Co-Authored-By: Claude Opus 4.7 (1M context) &lt;noreply@anthropic.com&gt;
diff --git a/ChangeLog.md b/ChangeLog.md
@@ -7,19 +7,19 @@ chunk size now auto-tuning by default).
 
 | Metric                  | v4.4.2     | v4.4.3     | Improvement     |
 |-------------------------|------------|------------|-----------------|
-| ecoli SE wall time      | 14:55      | 1:57       | 7.6× faster     |
-| ecoli PE wall time      | 14:46      | 1:44       | 8.5× faster     |
-| ecoli SE total CPU      | 3,227 s    | 356 s      | 9.1× less       |
-| ecoli PE total CPU      | 3,168 s    | 368 s      | 8.6× less       |
+| ecoli SE wall time      | 14:55      | 1:35       | 9.4× faster     |
+| ecoli PE wall time      | 14:46      | 1:35       | 9.4× faster     |
+| ecoli SE total CPU      | 3,227 s    | 331 s      | 9.7× less       |
+| ecoli PE total CPU      | 3,168 s    | 338 s      | 9.4× less       |
 | Peak resident memory    | 549 MB     | 175 MB     | 3.1× less       |
 | Peak heap (memray)      | 1.27 GB    | 0.32 GB    | 4× less         |
 | Per-worker memory       | O(N×cov)   | O(1)       | bounded         |
 | `pysam.sort` calls      | 2          | 0          | gone            |
 | BAM correctness         | 0.06% dups | strict     | fixed           |
 
 **Versus NEAT 2.1 (single-threaded baseline):**
-- SE: 12:28 → 1:57 (6.4× faster, 53% less CPU)

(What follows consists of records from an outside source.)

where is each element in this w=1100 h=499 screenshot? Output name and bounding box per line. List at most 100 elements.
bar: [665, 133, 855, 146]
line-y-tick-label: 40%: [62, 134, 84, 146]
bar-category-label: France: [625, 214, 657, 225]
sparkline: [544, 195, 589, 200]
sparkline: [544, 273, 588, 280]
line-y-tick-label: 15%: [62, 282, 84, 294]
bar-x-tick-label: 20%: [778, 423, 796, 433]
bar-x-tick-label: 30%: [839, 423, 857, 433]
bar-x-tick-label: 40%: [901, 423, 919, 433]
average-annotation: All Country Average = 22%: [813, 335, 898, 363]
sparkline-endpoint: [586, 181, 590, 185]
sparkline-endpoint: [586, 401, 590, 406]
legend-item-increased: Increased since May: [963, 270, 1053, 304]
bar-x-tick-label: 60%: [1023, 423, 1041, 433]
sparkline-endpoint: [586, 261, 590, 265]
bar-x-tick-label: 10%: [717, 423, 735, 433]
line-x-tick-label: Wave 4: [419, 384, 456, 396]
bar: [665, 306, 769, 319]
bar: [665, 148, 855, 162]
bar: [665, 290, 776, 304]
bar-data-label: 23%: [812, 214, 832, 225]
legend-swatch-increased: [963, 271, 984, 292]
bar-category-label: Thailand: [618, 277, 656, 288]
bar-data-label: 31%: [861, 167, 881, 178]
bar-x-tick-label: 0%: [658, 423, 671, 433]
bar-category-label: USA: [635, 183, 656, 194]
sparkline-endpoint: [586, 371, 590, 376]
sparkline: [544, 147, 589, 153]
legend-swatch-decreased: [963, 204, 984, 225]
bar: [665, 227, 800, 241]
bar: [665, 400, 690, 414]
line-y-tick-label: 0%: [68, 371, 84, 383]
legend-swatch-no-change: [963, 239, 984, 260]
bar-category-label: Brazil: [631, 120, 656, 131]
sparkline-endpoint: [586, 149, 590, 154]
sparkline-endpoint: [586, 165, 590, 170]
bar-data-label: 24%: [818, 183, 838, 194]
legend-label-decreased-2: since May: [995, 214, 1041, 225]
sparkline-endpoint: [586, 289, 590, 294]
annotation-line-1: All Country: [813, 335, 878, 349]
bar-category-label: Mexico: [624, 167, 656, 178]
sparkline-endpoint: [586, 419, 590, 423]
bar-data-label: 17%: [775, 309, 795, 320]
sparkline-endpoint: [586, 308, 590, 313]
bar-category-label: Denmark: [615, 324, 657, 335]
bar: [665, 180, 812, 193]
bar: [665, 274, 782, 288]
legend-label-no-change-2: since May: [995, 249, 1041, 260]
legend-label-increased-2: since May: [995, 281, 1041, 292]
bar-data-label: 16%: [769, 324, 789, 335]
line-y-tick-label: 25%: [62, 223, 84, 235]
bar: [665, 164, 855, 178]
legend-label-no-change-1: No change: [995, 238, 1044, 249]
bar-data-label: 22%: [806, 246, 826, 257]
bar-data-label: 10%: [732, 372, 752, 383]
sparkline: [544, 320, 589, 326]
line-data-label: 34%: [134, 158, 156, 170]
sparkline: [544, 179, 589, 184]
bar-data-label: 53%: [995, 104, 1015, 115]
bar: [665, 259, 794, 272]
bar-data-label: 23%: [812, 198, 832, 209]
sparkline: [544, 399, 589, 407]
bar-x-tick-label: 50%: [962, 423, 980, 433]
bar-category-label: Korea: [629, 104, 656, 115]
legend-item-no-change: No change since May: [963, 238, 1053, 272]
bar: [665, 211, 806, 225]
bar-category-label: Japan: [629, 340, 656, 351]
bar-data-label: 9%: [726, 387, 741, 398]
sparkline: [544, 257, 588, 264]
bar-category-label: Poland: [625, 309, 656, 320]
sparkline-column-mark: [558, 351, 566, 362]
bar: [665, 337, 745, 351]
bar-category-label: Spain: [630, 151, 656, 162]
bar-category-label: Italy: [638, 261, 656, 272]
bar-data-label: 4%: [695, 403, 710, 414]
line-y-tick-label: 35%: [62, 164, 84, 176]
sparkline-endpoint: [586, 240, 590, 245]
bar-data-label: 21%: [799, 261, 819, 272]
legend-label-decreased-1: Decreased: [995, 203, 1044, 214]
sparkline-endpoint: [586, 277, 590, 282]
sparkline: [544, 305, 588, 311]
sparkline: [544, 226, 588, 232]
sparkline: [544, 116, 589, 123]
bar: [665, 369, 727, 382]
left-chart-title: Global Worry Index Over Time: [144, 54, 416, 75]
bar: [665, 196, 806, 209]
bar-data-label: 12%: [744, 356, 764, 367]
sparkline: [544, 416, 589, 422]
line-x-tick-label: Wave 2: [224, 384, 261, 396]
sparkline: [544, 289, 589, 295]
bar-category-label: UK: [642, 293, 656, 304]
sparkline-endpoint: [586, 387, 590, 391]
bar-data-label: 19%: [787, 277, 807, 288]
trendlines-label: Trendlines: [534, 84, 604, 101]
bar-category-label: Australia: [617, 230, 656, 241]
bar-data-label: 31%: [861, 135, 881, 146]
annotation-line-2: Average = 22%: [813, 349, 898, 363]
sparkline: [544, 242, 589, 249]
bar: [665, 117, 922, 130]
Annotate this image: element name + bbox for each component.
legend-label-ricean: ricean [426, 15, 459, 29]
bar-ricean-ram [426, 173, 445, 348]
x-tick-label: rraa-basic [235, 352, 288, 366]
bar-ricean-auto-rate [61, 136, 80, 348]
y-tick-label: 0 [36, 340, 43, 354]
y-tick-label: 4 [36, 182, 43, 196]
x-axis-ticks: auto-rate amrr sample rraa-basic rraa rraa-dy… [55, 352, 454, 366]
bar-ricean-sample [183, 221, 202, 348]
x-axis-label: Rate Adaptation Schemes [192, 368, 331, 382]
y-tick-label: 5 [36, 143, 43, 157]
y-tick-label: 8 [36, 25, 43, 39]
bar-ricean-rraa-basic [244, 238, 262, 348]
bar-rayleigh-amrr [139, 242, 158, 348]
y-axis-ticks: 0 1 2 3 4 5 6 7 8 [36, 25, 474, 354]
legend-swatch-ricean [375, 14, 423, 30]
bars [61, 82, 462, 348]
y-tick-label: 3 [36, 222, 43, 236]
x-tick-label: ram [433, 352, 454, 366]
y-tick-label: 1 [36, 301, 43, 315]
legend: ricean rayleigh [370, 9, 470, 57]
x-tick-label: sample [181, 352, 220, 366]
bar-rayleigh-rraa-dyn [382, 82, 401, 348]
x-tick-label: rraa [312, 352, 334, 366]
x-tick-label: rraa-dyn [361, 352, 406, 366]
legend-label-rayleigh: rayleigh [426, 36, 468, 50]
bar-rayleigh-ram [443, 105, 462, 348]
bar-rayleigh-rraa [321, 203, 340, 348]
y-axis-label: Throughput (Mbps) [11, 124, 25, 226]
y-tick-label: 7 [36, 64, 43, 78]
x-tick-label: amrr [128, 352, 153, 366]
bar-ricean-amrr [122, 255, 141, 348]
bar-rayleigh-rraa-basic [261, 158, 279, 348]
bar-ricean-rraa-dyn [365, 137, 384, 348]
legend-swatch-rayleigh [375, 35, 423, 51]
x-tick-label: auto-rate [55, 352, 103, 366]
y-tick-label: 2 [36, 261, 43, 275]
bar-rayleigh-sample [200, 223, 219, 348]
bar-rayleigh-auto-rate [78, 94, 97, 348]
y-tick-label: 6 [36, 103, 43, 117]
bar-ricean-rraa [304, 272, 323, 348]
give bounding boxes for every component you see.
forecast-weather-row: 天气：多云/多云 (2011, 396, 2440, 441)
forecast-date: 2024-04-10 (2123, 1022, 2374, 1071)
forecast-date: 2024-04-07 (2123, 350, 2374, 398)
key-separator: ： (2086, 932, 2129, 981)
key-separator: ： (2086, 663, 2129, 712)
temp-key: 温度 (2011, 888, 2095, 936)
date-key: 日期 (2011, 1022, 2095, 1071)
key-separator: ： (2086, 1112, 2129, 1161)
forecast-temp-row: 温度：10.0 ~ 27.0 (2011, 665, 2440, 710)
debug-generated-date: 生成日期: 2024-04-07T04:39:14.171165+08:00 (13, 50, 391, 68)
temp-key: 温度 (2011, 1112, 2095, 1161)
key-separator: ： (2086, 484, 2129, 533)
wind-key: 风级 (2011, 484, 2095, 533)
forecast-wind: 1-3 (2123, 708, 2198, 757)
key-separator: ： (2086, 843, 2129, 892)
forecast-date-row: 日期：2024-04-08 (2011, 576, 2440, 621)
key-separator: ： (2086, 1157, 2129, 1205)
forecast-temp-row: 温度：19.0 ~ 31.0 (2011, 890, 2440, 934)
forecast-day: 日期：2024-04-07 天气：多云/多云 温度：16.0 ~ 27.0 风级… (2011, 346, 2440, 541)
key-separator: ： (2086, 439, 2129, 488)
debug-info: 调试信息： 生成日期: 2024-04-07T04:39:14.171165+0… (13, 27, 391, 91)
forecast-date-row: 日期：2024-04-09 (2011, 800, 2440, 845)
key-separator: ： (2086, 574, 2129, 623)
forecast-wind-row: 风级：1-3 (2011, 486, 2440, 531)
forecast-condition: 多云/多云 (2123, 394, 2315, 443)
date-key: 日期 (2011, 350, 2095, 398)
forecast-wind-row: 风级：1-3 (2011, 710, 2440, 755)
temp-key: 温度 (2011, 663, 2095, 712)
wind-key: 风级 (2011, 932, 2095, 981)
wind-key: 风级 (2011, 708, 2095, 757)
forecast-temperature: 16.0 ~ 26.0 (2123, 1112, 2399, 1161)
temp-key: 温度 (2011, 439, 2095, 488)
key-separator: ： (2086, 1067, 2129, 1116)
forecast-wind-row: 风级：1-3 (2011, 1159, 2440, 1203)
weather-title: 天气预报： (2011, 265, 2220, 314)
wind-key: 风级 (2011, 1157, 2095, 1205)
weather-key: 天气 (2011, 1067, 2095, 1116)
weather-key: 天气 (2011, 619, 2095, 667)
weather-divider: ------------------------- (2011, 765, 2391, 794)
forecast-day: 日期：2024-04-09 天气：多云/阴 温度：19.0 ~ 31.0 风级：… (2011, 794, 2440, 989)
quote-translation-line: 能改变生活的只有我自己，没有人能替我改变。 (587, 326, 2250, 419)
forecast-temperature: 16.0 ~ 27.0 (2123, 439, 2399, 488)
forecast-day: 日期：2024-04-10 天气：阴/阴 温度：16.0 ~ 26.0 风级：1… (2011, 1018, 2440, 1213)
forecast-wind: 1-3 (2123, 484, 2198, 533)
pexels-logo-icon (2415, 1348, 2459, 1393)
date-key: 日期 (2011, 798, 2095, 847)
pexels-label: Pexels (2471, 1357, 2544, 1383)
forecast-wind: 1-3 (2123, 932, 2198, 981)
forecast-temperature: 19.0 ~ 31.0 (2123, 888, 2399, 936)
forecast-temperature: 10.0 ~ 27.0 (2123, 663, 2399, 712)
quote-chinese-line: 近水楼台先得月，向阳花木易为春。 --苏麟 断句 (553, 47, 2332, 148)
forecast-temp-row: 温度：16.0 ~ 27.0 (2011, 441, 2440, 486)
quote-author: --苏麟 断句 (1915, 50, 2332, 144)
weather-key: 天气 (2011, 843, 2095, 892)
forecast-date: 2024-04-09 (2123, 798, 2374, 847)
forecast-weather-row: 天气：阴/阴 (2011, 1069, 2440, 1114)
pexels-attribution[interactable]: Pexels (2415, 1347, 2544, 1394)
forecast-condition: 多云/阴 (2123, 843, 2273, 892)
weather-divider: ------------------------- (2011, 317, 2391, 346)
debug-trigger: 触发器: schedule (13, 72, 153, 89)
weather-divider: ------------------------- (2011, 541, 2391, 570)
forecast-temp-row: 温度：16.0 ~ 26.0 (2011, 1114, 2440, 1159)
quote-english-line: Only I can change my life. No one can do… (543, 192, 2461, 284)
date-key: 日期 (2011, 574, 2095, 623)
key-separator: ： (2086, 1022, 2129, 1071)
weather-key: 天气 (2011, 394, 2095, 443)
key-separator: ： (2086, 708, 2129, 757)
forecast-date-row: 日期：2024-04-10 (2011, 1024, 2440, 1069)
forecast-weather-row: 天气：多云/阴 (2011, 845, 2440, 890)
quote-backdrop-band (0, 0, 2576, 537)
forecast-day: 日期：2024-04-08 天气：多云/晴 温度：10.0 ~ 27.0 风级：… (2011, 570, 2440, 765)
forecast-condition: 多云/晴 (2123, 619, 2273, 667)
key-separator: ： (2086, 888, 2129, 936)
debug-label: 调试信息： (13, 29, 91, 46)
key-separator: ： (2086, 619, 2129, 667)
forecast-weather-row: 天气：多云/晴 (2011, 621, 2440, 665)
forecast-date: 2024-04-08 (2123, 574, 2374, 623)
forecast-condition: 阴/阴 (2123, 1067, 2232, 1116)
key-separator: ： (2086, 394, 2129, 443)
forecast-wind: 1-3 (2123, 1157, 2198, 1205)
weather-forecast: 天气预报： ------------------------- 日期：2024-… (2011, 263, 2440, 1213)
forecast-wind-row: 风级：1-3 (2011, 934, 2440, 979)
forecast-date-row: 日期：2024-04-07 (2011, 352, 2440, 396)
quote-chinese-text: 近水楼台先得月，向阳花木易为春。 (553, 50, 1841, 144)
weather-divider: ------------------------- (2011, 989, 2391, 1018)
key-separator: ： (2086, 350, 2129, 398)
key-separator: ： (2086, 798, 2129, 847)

-- PE: 20:12 → 1:44 (11.6× faster, 70% less CPU)
+- SE: 12:28 → 1:35 (7.9× faster, 56% less CPU)
+- PE: 20:12 → 1:35 (12.8× faster, 72% less CPU)
 
 **Scale-test (c_elegans 10× coverage, 4 threads, 100 Mb genome — ~7× the
 ecoli reference):**
diff --git a/README.md b/README.md
@@ -268,6 +268,8 @@ seqkit shuffle -s 42 reads_r2.fastq.gz -o reads_r2.shuffled.fastq.gz
 
 ### Estimated runtimes
 
+> **Note:** The tables below are from the original NEAT 4.4 (v4.4.0) benchmark. NEAT v4.4.3 is roughly **9× faster on multi-threaded ecoli** and uses **~3× less memory** thanks to the performance work landed in that release. The relative shape of the tables (size scaling, contig vs. size mode tradeoffs) remains accurate, but absolute runtimes should be divided by ~5–10× for v4.4.3+. See ChangeLog v4.4.3 for a detailed before/after table on ecoli and a c_elegans scale-test.
+
 To give users a sense of how long `neat read-simulator` runs may take, we benchmarked NEAT 4.4 on several reference genomes. All runs were paired-end, with read length of 150 bp, coverage of 10, fragment mean of 300 bp, and fragment standard deviation of 50 bp. Runtimes are reported as the average across three unique runs (`Avg. time (ms)`) and the corresponding runtime in minutes. Cells marked with N/A indicate that NEAT was not able to run to completion.
 
 Benchmarks were run on a System76 Meerkat with a 13th Gen Intel Core i3-1315U (8 logical cores, up to 4.50 GHz) and 16 GiB RAM, using a 512 GB SSD and Ubuntu 24.04.3 LTS (Linux kernel 6.14). Actual runtimes will vary depending on your hardware.